I recalled stories my mother had just recently shared with me regarding the underlying racism she experienced at her workplace, much of which she suspected was directed at her son (me) and his best friend – the pair that often stopped in to visit her. Racist pictures being pinned up on display in the break room; the whispers of racist jokes being delivered as she walked by; the stares of ridicule and intimidation that she caught from time to time – All products of a reactionary and racist judgment of something as innocent as her son’s friendship with another boy. This was in the late-1980s, not the 1960s.
On that Fall night in 1992, as news of this assault spread through campus, those recollections in me boiled over. I wanted revenge. I wanted revenge on those racist bullies who had joyfully traumatized a pair of 9-year-old boys walking to the store. I wanted revenge on those racist southerners who had brazenly spilled food on the heads of Black students sitting at the Greensboro Woolworth’s lunch counter. I wanted revenge on the Chicago racist who hurled a rock at Dr. King, hitting him on the head. I wanted revenge on Bull Connor and his sadistic police forces that attacked courageous and non-violent protesters with dogs and high-powered water hoses. I wanted revenge on those cops who recklessly pulled their guns on a car full of teenagers that were doing no wrong. I wanted revenge on my mother’s coworkers for subjecting her to their hateful ignorance. This was my chance to exact that revenge, in one fell swoop.
The white man who had chosen to assault a black woman on campus that night was the physical embodiment of this ugly history that filled me with rage. It was not “visceral.” It was not “senseless.” It was long overdue. Yet, it was merely the product of a series of observations and experiences made and lived by a white male growing up in a mostly-white, small town. Over the course of 18 years, these experiences had been few and far between, yet still forged a conscious anger in me. One can easily presume that these experiences which shaped my rage are hardly comparable to those lived by Black Americans on a daily basis, for years at a time, at an intense rate, and of which have a real impact on the course of a life. Despite the rage that fills me, I still have the option to choose to ignore it, or at the very least tuck it aside from time to time. I am allowed the privilege to hide in my white skin, protected from any real consequences. My experiences do not prevent me from getting a job or suitable apartment. They do not attract unfair treatment from police, judges, and juries. They do not restrict opportunities and resources. And they do not draw suspicious stares, the sound of car doors locking as I walk by, or the constant harassment of store employees.

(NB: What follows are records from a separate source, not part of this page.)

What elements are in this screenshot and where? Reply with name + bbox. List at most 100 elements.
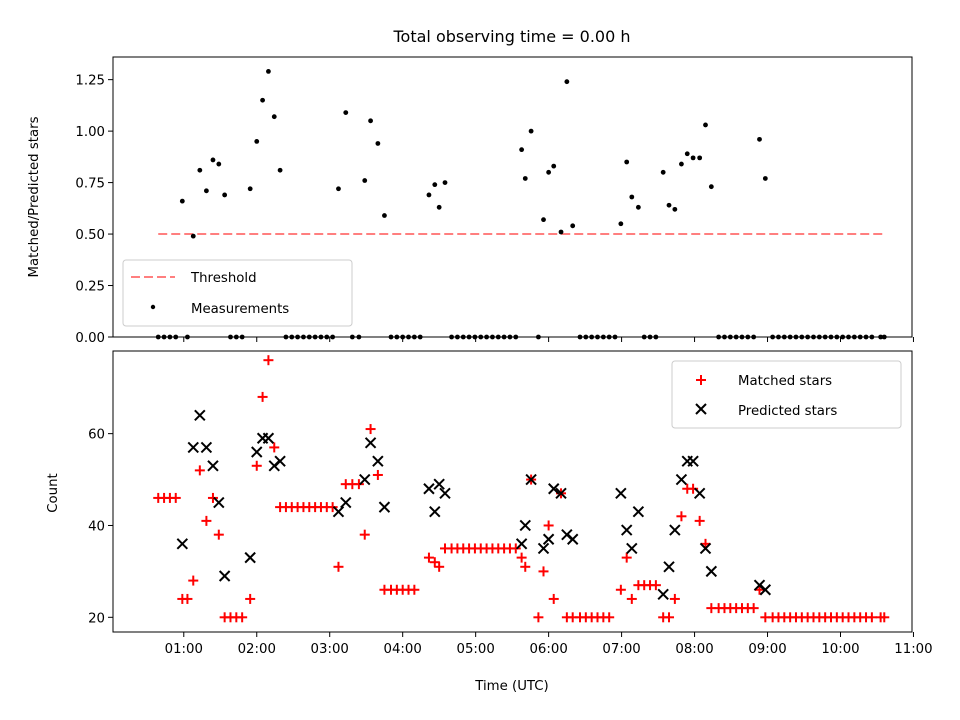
predicted-star-point [364, 437, 377, 449]
x-tick-label: 11:00 [894, 642, 932, 657]
matched-star-point [251, 460, 262, 471]
matched-star-point [533, 612, 544, 623]
predicted-star-point [759, 584, 772, 596]
matched-star-point [538, 566, 549, 577]
matched-star-point [194, 465, 205, 476]
bottom-x-axis-label: Time (UTC) [474, 679, 549, 694]
measurement-point [551, 163, 557, 169]
measurement-point [216, 161, 222, 167]
y-tick-label: 20 [88, 611, 105, 626]
predicted-star-point [687, 455, 699, 467]
measurement-point [436, 204, 442, 210]
predicted-star-point [433, 478, 445, 490]
measurement-point [635, 204, 641, 210]
predicted-star-point [693, 487, 706, 500]
predicted-star-point [244, 551, 256, 564]
x-tick-label: 04:00 [384, 642, 422, 657]
measurement-point [690, 155, 696, 161]
matched-star-point [245, 593, 256, 604]
measurement-point [432, 182, 438, 188]
predicted-star-point [705, 565, 718, 578]
predicted-star-point [262, 432, 275, 444]
measurement-point [624, 159, 630, 165]
measurement-point [336, 186, 341, 192]
measurement-point [629, 194, 635, 200]
predicted-star-point [615, 487, 627, 500]
measurement-point [679, 161, 684, 167]
measurement-point [179, 198, 185, 204]
measurement-point [210, 157, 216, 163]
y-tick-label: 0.25 [75, 280, 105, 295]
measurement-point [426, 192, 432, 198]
bottom-plot-area: 20 40 60 01:00 02:00 03:00 04:00 05:00 06:00 07:0… [88, 350, 933, 657]
matched-star-point [520, 561, 531, 572]
measurement-point [528, 128, 534, 134]
matched-star-point [237, 612, 248, 623]
matched-star-point [664, 612, 675, 623]
predicted-star-point [669, 524, 681, 536]
matched-star-point [333, 561, 344, 572]
matched-star-point [409, 584, 420, 595]
predicted-star-point [187, 441, 199, 454]
matched-star-point [510, 543, 521, 554]
predicted-star-point [525, 473, 537, 486]
measurement-point [558, 229, 564, 235]
predicted-star-point [626, 542, 638, 555]
matched-star-point [748, 603, 759, 614]
predicted-star-point [213, 496, 225, 509]
predicted-star-point [519, 519, 531, 532]
measurement-point [254, 139, 260, 144]
bottom-legend: Matched stars Predicted stars [671, 360, 902, 429]
matched-star-point [269, 442, 280, 453]
predicted-star-point [332, 505, 345, 518]
measurement-point [618, 221, 624, 227]
measurement-point [343, 110, 349, 115]
predicted-star-point [176, 538, 189, 550]
measurement-point [190, 233, 196, 239]
bottom-y-axis-label: Count [46, 473, 61, 513]
measurement-point [197, 167, 203, 173]
measurement-point [368, 118, 373, 124]
matched-star-point [429, 557, 440, 568]
predicted-star-point [423, 483, 435, 495]
matched-star-point [201, 515, 212, 526]
measurement-point [684, 151, 690, 157]
matched-star-point [434, 561, 445, 572]
matched-star-point [170, 492, 181, 503]
matched-star-point [372, 469, 383, 480]
measurement-point [762, 176, 768, 181]
predicted-star-point [620, 524, 633, 536]
predicted-star-point [699, 542, 712, 555]
bottom-panel: Count Time (UTC) 20 40 60 01:00 02:00 03:00 04… [46, 350, 933, 694]
matched-star-point [694, 515, 705, 526]
measurement-point [203, 188, 209, 194]
matched-star-point [621, 552, 632, 563]
predicted-star-point [675, 473, 688, 486]
matched-star-point [263, 355, 274, 366]
y-tick-label: 1.00 [75, 125, 105, 140]
matched-star-point [548, 593, 559, 604]
matched-legend-marker [696, 375, 706, 385]
y-tick-label: 0.00 [75, 331, 105, 346]
predicted-star-point [555, 487, 567, 500]
predicted-star-point [251, 446, 263, 458]
predicted-star-point [200, 441, 213, 454]
bottom-legend-box [671, 360, 902, 429]
matched-star-point [182, 593, 193, 604]
matched-star-point [257, 391, 268, 402]
matched-star-point [423, 552, 434, 563]
y-tick-label: 60 [88, 428, 105, 443]
y-tick-label: 40 [88, 519, 105, 534]
measurement-point [362, 178, 368, 183]
top-legend-box [122, 259, 353, 327]
predicted-star-point [194, 409, 206, 421]
measurement-point [266, 69, 271, 74]
x-tick-label: 02:00 [238, 642, 276, 657]
matched-star-point [626, 593, 637, 604]
x-tick-label: 03:00 [311, 642, 349, 657]
y-tick-label: 0.50 [75, 228, 105, 243]
predicted-star-point [372, 455, 384, 467]
predicted-star-point [218, 570, 231, 582]
measurement-point [666, 202, 672, 208]
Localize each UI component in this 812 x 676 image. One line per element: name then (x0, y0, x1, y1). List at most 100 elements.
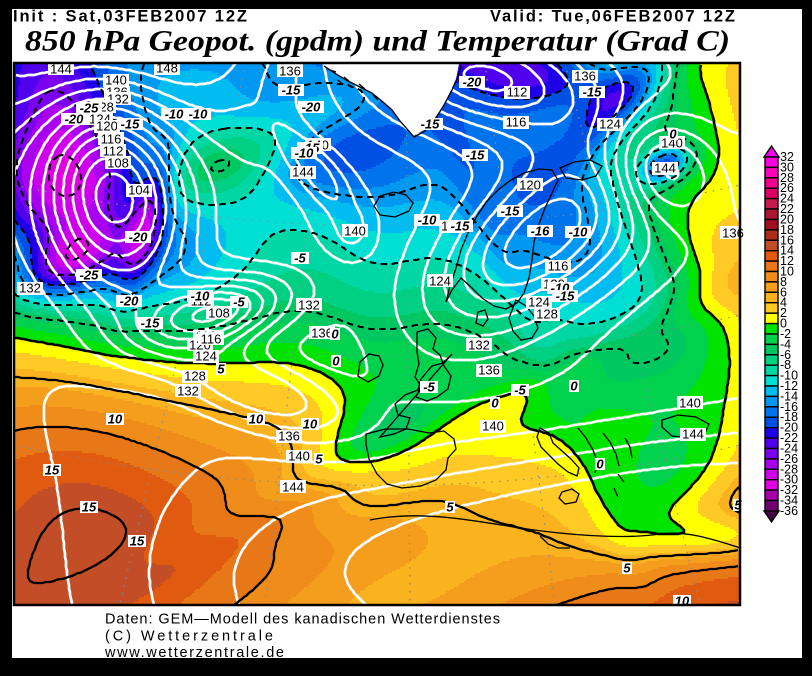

I am still “undercover in White America.” Citizens in Ferguson, Missouri are not. And their rage is not “senseless” or “visceral”; it is the product of a life full of experiences that have tried to beat them down to their knees; that have attempted to “keep them in their place”; that have yearned to make them feel inferior; that have fought to dehumanize them, their families, and their children. Like most Black Americans, their collective rage is conscious, justified, and long overdue.